Voor het rekruteren en het oefenen der mannen moesten aanvankelijk de ambachtsgilden instaan. Maar men voelde sterk de behoefte, in de krijgsdienst en vooral in het boogschieten, om over beter getrainde burgers te beschikken. Vanaf de 14de eeuw verleenden de steden steun aan deze groepen die dan als handboog- of kruisbooggilden werden erkend.
Elke buurt had een honderdman, ook deken genoemd.
Het is dus rond 1300 dat men aan de hand van geschreven documenten, tastbare bewijzen heeft van de inrichting van werkelijke schuttersgilden in het graafschap Vlaanderen en het Hertogdom Brabant.

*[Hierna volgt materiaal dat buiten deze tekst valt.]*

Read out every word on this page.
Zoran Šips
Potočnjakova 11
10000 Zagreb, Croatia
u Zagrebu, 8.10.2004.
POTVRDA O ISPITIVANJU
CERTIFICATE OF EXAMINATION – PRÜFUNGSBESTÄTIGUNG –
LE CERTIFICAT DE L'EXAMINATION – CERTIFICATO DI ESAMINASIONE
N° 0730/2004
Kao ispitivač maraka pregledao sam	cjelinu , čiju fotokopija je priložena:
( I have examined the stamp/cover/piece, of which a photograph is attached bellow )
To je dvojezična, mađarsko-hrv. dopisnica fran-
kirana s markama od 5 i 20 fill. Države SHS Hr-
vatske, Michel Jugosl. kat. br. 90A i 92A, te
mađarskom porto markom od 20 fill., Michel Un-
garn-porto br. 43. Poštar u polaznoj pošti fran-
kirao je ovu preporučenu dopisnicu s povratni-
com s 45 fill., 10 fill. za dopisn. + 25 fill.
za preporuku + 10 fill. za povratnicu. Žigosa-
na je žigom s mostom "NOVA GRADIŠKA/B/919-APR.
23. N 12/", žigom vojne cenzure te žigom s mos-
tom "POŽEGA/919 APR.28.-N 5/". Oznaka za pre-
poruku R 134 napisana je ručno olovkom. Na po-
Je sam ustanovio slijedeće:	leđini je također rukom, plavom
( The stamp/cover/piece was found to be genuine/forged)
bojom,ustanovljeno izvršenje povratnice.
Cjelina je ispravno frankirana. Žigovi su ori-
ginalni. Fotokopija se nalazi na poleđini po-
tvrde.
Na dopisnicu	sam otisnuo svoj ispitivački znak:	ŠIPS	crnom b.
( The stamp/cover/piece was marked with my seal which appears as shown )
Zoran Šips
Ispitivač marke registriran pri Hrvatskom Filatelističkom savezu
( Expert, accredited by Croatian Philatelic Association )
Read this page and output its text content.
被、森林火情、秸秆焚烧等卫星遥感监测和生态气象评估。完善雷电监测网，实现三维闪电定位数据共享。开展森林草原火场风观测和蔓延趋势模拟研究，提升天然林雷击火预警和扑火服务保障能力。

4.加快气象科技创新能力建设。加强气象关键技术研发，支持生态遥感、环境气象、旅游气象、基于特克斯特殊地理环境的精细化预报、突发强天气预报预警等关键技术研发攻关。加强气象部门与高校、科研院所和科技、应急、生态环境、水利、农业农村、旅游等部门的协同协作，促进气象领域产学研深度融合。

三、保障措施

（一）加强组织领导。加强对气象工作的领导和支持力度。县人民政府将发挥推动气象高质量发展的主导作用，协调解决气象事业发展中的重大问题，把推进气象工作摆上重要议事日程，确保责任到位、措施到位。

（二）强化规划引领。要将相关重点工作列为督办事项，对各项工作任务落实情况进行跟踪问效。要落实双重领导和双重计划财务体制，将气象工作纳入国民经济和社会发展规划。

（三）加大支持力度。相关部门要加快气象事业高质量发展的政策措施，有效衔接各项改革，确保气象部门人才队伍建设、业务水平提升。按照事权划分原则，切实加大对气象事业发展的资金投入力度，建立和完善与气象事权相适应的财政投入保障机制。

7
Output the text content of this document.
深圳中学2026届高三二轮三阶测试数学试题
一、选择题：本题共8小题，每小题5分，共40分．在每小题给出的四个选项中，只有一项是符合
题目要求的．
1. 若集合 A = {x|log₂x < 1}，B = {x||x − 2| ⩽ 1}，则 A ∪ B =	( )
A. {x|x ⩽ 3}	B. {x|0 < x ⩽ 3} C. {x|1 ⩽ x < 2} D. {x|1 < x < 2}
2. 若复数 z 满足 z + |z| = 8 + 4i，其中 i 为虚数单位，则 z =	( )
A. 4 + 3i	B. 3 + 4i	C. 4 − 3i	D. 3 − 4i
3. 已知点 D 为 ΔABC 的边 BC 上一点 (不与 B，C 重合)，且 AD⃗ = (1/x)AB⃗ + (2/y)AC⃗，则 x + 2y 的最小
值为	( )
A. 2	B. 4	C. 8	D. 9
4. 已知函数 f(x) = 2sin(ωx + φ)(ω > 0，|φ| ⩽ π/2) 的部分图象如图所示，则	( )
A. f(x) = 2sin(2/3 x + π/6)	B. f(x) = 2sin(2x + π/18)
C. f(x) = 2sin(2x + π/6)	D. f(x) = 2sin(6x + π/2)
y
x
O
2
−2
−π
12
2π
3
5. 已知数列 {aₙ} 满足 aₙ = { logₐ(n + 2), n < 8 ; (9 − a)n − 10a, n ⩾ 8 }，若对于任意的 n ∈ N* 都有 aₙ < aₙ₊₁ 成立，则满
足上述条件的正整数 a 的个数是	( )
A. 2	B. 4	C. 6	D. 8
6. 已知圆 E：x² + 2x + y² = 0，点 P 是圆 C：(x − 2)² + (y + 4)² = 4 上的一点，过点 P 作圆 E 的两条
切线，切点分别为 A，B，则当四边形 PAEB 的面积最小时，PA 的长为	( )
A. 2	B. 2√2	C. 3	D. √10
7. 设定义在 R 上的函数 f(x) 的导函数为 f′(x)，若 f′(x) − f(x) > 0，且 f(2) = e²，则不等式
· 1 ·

Na de Guldensporenslag kregen de gilden eindelijk politieke erkenning en een zekere mate van rechtspersoonlijkheid. Als gildenbroeder had je kiesrecht en je kon ook tot magistraat van het stadsbestuur of stadsregering worden verkozen.
De eerste schuttersgilden in de steden zouden de kruisbooggilden, gerekruteerd uit de ambachtsgilden, zijn geweest. De handbooggilden, aangeworven onder de handwerklieden, zouden 40 à 50 jaar later zijn ontstaan. De oprichting van de gilden op het platteland volgde een honderdtal jaar later uit de bestaande verweerkorpsen en kerkelijke broederschappen.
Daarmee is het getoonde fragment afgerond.